Most Australians do not meet recommendations for dairy consumption: findings of a new technique to analyse nutrition surveys.

Author information

1
Sansom Institute for Health Research, University of South Australia. James.Doidge@UniSA.edu.au

Abstract

OBJECTIVE:

To describe the pattern of dairy consumption in Australians aged 12 years and over, and assess the extent to which the population meets national recommendations.

METHODS:

We developed a new method of combining quantitative data from a 24-hour dietary recall questionnaire with semiquantitative data from a food frequency questionnaire (FFQ), to investigate the usual patterns of dairy consumption.
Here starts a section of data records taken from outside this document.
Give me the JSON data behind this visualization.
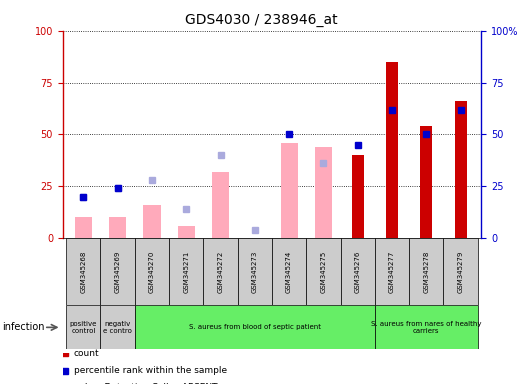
{
  "title": "GDS4030 / 238946_at",
  "samples": [
    "GSM345268",
    "GSM345269",
    "GSM345270",
    "GSM345271",
    "GSM345272",
    "GSM345273",
    "GSM345274",
    "GSM345275",
    "GSM345276",
    "GSM345277",
    "GSM345278",
    "GSM345279"
  ],
  "count_red": [
    0,
    0,
    0,
    0,
    0,
    0,
    0,
    0,
    40,
    85,
    54,
    66
  ],
  "rank_blue": [
    20,
    24,
    0,
    0,
    0,
    0,
    50,
    0,
    45,
    62,
    50,
    62
  ],
  "value_pink": [
    10,
    10,
    16,
    6,
    32,
    0,
    46,
    44,
    0,
    0,
    0,
    0
  ],
  "rank_lightblue": [
    20,
    24,
    28,
    14,
    40,
    4,
    0,
    36,
    0,
    0,
    0,
    0
  ],
  "groups": [
    {
      "label": "positive\ncontrol",
      "start": 0,
      "end": 1,
      "color": "#cccccc"
    },
    {
      "label": "negativ\ne contro",
      "start": 1,
      "end": 2,
      "color": "#cccccc"
    },
    {
      "label": "S. aureus from blood of septic patient",
      "start": 2,
      "end": 9,
      "color": "#66ee66"
    },
    {
      "label": "S. aureus from nares of healthy\ncarriers",
      "start": 9,
      "end": 12,
      "color": "#66ee66"
    }
  ],
  "ylim_left": [
    0,
    100
  ],
  "ylim_right": [
    0,
    100
  ],
  "left_ticks": [
    0,
    25,
    50,
    75,
    100
  ],
  "right_tick_labels": [
    "0",
    "25",
    "50",
    "75",
    "100%"
  ],
  "left_color": "#cc0000",
  "right_color": "#0000cc",
  "bg_color": "#ffffff",
  "bar_width": 0.5,
  "pink_color": "#ffaabb",
  "lightblue_color": "#aaaadd"
}
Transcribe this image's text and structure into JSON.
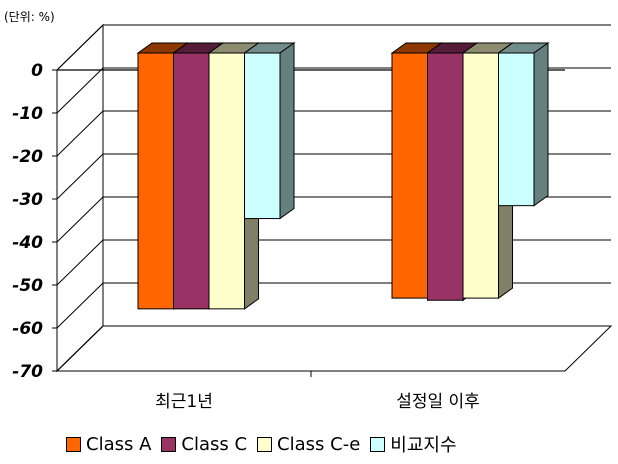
{
  "unit_note": "(단위: %)",
  "chart_data": {
    "type": "bar",
    "categories": [
      "최근1년",
      "설정일 이후"
    ],
    "series": [
      {
        "name": "Class A",
        "color": "#ff6600",
        "values": [
          -59.5,
          -57.0
        ]
      },
      {
        "name": "Class C",
        "color": "#993366",
        "values": [
          -59.5,
          -57.5
        ]
      },
      {
        "name": "Class C-e",
        "color": "#ffffcc",
        "values": [
          -59.5,
          -57.0
        ]
      },
      {
        "name": "비교지수",
        "color": "#ccffff",
        "values": [
          -38.5,
          -35.5
        ]
      }
    ],
    "ylim": [
      -70,
      0
    ],
    "yticks": [
      "0",
      "-10",
      "-20",
      "-30",
      "-40",
      "-50",
      "-60",
      "-70"
    ],
    "grid": true,
    "legend": "bottom",
    "style": "3d-column"
  }
}
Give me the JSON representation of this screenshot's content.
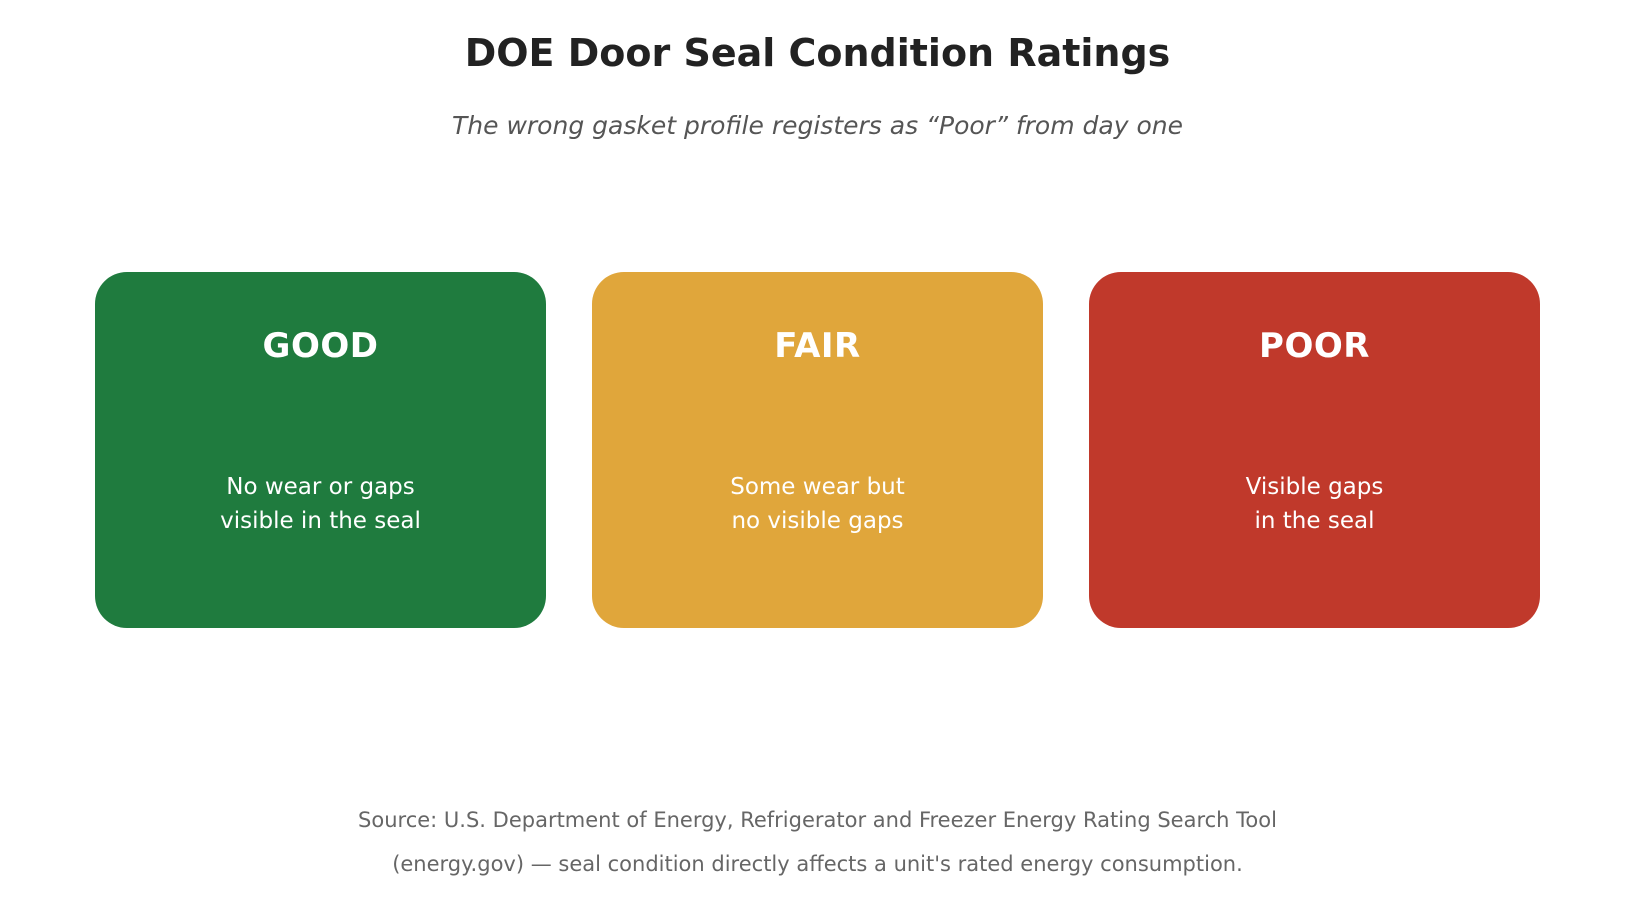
{
  "header": {
    "title": "DOE Door Seal Condition Ratings",
    "subtitle": "The wrong gasket profile registers as “Poor” from day one"
  },
  "ratings": [
    {
      "label": "GOOD",
      "description_lines": [
        "No wear or gaps",
        "visible in the seal"
      ],
      "color": "#1f7b3e"
    },
    {
      "label": "FAIR",
      "description_lines": [
        "Some wear but",
        "no visible gaps"
      ],
      "color": "#e0a63b"
    },
    {
      "label": "POOR",
      "description_lines": [
        "Visible gaps",
        "in the seal"
      ],
      "color": "#c0392b"
    }
  ],
  "footer": {
    "source_lines": [
      "Source: U.S. Department of Energy, Refrigerator and Freezer Energy Rating Search Tool",
      "(energy.gov) — seal condition directly affects a unit's rated energy consumption."
    ]
  }
}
We applied this technique to data from the 9,096 Australians aged 12 and over who completed the FFQ part of the most recent nationally representative nutrition study - the 1995 National Nutrition Survey.

RESULTS:

When weighted according to the characteristics of the Australian population, 58% of male and 73% of female FFQ respondents failed to regularly meet recommendations for consumption of dairy products. While mean dairy consumption was higher in adolescents, 62% of boys and 83% of girls failed to meet their higher recommendation of three serves per day. Breastfeeding women appeared to consume more dairy but 60% consumed less than two serves per day.

CONCLUSIONS AND IMPLICATIONS:

Given accumulating evidence of protective effects of dairy foods for a range of metabolic and cardiovascular disorders, our observations warrant a focus on the development of cost-effective public health interventions to increase dairy consumption.